Military officials say Almanza's timeline could be extended, and there is no deadline for a final decision by Maj. Gen. Michael Linnington, commander of the Military District of Washington.

The standard of proof is whether reasonable grounds exist to believe Manning committed the alleged offenses.

It's been nearly 19 months since Manning was charged with giving WikiLeaks a trove of classified data, including hundreds of thousands of State Department diplomatic cables and raw battlefield reports from Iraq and Afghanistan. There was also video of a laughing U.S. helicopter crew gunning down 11 men, including a Reuters cameraman and his driver, in a clip WikiLeaks dubbed "Collateral Murder."

The reason Manning allegedly gave for the disclosures, in online chats with a confidant who turned him in: "I want people to see the truth."

His lawyers built a three-pronged defense: Manning was a troubled man who shouldn't have had access to classified material, let alone served in Iraq; security at his workplace was weak; and the published material did little or no harm to national security.

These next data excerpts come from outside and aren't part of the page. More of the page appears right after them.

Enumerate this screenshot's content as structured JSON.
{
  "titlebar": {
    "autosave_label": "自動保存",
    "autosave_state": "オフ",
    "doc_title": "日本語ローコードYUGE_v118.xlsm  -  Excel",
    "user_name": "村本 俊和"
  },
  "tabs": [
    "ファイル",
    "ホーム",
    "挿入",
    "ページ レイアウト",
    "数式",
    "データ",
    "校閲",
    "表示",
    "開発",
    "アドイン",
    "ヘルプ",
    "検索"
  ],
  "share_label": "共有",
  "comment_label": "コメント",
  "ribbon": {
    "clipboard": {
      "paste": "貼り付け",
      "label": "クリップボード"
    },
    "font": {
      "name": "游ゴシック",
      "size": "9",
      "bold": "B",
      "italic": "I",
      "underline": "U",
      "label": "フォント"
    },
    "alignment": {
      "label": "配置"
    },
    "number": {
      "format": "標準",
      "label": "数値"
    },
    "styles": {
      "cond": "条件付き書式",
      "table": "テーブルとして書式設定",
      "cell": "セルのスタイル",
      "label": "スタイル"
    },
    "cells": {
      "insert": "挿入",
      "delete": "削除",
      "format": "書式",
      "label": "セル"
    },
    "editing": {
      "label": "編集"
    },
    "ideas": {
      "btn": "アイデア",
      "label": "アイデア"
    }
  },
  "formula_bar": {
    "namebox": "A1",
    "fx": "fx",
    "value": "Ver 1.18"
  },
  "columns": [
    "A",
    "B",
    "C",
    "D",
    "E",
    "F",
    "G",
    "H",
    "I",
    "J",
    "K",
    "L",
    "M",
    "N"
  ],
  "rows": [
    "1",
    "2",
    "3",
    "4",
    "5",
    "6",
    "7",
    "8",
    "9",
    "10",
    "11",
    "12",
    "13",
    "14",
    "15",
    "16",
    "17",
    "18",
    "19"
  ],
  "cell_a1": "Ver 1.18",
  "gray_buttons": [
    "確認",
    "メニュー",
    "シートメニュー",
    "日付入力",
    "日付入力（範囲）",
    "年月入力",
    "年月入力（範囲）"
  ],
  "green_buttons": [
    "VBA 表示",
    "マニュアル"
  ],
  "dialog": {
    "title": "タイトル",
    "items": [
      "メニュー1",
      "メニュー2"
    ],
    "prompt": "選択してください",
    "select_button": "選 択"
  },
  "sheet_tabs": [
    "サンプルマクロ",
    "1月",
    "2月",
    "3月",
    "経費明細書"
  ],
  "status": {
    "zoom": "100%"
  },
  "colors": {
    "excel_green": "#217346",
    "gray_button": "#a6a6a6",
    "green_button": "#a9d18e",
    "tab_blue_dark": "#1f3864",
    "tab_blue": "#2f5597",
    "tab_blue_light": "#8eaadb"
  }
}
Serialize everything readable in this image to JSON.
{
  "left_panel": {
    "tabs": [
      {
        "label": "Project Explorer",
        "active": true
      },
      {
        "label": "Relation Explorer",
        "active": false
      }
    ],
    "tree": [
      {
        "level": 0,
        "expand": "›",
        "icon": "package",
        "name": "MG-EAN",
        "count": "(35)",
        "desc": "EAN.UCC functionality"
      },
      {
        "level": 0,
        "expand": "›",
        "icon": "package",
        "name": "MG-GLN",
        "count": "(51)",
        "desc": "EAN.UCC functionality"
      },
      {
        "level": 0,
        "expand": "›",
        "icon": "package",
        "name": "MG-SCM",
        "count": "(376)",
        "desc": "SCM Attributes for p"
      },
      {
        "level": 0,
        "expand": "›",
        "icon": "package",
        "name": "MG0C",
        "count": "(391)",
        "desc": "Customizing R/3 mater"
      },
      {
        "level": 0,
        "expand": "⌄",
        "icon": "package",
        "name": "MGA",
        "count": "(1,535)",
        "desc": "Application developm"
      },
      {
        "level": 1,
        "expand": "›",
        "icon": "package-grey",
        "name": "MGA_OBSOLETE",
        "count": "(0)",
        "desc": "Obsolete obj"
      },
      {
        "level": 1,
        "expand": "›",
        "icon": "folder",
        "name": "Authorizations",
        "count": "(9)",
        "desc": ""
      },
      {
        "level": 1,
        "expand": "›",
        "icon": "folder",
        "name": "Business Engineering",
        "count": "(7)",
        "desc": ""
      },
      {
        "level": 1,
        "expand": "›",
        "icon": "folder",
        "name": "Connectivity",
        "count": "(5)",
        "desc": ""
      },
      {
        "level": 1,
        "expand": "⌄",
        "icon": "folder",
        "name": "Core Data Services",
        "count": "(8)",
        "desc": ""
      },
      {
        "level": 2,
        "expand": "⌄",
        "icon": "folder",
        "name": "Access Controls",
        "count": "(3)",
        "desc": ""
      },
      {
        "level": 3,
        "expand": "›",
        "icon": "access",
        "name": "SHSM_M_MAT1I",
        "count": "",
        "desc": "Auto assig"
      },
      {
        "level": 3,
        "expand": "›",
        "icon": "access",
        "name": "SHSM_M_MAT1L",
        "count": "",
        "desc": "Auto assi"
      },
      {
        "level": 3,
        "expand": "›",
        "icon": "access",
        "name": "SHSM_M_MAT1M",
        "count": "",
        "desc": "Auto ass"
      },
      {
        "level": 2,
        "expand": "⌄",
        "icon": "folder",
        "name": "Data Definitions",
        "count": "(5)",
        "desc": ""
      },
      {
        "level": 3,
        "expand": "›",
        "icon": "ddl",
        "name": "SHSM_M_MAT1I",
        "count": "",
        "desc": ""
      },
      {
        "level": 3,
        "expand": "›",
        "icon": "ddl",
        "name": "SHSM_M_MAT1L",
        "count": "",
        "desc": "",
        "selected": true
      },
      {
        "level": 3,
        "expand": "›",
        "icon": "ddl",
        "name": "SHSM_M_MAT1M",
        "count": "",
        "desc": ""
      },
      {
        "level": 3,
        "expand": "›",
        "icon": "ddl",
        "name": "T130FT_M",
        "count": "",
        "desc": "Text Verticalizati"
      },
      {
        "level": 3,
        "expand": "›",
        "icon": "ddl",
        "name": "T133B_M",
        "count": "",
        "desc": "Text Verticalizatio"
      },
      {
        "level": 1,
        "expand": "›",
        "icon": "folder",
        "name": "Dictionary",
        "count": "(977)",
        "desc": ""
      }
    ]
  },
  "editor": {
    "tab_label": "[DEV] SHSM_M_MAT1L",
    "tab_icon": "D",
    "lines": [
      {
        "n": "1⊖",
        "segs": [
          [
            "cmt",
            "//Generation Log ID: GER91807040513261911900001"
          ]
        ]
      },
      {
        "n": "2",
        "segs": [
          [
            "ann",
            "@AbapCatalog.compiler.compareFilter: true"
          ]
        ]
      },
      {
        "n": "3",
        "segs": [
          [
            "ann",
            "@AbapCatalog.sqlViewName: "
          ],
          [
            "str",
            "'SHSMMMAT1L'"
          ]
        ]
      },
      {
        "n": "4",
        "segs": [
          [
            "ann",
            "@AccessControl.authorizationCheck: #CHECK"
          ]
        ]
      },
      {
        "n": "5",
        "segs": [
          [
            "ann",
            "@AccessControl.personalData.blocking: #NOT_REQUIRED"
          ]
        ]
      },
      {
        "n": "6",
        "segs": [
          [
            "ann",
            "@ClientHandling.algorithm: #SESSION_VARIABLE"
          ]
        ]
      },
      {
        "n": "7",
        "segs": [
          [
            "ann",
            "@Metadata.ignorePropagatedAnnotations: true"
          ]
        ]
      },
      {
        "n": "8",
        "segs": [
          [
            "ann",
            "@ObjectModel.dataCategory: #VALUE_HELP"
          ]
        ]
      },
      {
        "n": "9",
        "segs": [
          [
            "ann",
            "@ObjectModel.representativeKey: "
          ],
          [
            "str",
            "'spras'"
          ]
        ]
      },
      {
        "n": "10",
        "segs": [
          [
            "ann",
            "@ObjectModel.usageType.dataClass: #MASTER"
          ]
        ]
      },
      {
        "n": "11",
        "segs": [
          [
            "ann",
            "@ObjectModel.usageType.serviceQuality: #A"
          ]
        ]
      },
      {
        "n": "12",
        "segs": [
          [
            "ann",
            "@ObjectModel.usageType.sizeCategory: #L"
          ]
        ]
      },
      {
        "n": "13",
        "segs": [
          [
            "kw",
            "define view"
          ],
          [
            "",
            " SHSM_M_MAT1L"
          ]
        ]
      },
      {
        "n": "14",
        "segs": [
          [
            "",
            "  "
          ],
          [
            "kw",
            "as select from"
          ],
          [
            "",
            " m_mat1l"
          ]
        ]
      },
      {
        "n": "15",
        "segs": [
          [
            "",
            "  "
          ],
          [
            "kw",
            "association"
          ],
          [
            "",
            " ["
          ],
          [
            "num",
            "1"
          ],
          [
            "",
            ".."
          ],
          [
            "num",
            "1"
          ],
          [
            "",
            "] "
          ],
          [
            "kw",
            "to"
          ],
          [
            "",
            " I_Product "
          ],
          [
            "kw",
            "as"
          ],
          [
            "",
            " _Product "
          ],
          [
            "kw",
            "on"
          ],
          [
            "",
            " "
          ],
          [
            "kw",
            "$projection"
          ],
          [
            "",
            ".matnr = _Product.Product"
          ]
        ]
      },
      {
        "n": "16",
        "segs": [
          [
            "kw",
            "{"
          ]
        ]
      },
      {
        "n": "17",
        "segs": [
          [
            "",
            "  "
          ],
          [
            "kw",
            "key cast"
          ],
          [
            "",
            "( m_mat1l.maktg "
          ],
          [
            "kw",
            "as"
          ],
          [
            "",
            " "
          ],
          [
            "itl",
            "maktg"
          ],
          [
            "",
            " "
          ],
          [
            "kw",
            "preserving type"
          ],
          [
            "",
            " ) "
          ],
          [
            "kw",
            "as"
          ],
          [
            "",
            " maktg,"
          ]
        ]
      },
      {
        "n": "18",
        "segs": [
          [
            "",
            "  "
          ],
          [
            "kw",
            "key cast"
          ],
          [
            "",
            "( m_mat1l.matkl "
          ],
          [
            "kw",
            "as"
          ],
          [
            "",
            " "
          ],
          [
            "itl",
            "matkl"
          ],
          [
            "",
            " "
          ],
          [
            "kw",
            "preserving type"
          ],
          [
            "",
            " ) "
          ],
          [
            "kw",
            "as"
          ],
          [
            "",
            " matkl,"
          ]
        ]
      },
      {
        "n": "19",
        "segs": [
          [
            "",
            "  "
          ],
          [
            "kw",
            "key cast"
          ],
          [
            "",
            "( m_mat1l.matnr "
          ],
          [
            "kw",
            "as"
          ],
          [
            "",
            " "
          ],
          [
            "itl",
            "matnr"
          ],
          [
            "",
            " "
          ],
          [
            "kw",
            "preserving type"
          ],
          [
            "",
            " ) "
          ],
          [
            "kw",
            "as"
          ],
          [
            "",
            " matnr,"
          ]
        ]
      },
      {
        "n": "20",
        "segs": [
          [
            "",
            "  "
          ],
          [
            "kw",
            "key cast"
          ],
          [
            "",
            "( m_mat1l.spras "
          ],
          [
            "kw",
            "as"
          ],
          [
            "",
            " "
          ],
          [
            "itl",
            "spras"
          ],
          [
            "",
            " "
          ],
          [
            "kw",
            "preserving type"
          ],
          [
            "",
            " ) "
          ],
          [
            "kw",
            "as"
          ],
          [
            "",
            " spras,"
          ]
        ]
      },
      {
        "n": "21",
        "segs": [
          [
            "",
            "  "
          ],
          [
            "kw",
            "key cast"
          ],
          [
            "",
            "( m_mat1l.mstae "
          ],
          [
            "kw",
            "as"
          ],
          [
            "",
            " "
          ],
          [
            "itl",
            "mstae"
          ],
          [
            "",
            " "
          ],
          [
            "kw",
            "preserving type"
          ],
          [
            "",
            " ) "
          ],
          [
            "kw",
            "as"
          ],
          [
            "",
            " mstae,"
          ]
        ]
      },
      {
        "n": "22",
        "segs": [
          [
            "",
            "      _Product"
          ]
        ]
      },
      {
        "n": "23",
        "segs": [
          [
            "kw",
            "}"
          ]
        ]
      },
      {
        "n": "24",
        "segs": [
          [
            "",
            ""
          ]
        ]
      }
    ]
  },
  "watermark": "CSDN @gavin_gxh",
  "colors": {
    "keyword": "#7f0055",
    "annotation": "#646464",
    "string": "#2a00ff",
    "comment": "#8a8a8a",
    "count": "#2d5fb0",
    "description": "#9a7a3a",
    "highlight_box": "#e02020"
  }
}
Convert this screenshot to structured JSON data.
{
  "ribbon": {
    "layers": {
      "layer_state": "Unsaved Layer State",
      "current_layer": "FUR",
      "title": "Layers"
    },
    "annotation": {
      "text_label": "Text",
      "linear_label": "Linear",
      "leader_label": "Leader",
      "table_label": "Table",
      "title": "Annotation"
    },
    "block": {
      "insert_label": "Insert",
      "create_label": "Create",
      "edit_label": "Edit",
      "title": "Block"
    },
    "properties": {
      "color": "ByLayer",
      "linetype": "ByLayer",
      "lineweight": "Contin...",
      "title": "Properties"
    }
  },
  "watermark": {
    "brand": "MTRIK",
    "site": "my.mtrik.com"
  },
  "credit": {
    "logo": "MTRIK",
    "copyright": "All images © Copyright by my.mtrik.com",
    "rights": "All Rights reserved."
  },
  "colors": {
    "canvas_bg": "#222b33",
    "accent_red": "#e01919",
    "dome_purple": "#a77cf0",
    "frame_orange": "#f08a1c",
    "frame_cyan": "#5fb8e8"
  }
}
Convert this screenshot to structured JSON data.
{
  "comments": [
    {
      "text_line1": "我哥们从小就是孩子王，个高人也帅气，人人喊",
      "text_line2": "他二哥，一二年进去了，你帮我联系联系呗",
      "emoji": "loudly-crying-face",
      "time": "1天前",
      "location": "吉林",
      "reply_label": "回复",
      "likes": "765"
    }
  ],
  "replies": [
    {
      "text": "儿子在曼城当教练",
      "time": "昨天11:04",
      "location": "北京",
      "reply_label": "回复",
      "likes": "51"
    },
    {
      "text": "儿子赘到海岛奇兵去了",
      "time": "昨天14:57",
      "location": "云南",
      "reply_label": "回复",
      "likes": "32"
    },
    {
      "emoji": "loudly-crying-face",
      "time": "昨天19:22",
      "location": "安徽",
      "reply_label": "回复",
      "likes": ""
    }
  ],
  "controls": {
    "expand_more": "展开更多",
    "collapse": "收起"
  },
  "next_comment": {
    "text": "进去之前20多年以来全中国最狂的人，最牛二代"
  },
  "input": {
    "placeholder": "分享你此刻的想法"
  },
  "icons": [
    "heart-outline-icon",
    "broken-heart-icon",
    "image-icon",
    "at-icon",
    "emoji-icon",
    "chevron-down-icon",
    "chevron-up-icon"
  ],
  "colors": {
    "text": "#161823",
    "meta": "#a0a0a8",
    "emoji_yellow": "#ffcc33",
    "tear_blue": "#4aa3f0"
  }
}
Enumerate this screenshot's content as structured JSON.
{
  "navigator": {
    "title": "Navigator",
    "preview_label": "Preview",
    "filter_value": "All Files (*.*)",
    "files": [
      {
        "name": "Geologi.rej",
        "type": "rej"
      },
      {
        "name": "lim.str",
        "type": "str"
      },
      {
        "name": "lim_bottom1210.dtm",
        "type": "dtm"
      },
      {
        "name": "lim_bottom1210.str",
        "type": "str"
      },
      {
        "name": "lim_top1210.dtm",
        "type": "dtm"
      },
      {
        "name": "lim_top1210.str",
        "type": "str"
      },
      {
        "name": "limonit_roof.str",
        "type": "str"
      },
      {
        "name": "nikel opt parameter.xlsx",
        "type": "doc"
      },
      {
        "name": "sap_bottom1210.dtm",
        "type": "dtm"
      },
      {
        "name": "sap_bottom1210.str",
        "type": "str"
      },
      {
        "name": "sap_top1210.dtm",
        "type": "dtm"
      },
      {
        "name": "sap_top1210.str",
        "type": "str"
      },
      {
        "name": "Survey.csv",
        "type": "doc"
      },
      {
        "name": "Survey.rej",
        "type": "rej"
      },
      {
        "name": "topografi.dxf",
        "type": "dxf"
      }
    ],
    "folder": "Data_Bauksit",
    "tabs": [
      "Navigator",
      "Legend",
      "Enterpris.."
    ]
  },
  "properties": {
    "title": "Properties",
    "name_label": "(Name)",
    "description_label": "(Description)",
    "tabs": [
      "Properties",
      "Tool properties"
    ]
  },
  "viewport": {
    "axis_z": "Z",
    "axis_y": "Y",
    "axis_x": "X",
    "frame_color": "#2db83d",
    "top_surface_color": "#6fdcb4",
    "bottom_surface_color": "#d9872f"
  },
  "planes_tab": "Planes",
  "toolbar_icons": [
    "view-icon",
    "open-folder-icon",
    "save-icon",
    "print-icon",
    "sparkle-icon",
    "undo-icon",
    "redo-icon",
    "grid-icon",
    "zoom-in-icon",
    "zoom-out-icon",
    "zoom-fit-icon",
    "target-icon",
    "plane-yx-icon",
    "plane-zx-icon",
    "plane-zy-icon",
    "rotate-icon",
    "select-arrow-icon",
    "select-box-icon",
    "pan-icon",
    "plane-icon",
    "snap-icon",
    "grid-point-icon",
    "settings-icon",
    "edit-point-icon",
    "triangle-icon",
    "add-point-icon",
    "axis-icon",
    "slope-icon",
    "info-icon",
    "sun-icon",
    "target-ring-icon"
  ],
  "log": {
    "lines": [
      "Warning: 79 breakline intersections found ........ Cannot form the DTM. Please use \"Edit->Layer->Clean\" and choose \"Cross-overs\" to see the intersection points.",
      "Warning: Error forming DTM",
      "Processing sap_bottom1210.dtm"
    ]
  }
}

The prosecution's three main witnesses were, like Manning, computer experts.

Adrian Lamo, a onetime convicted hacker, testified he gave investigators records of his May 2010 online chats with a correspondent using the screen name "bradass87" who bragged about engineering "possibly the largest data spillage in American history" from his Army post in Baghdad.

Two computer forensic examiners said they found evidence on Manning's workplace and personal computers that he had downloaded battlefield reports from the military's supposedly secure network and emailed them to WikiLeaks.

The defense called just two witnesses — a sergeant who witnessed one of Manning's fits of rage and a captain who found it odd that intelligence analysts were allowed to load personal music CDs into computers linked to the classified data network. Manning allegedly downloaded the diplomatic cables onto a rewritable CD labeled "Lady Gaga," while lip-synching her song "Telephone."

Throughout the proceedings, Manning remained outwardly calm while witnesses talked about his emotional problems, his difficulties as a gay soldier during the military's "don't ask, don't tell" era, and his violent outbursts while serving in the United States and then in Iraq from late 2009 to mid-2010.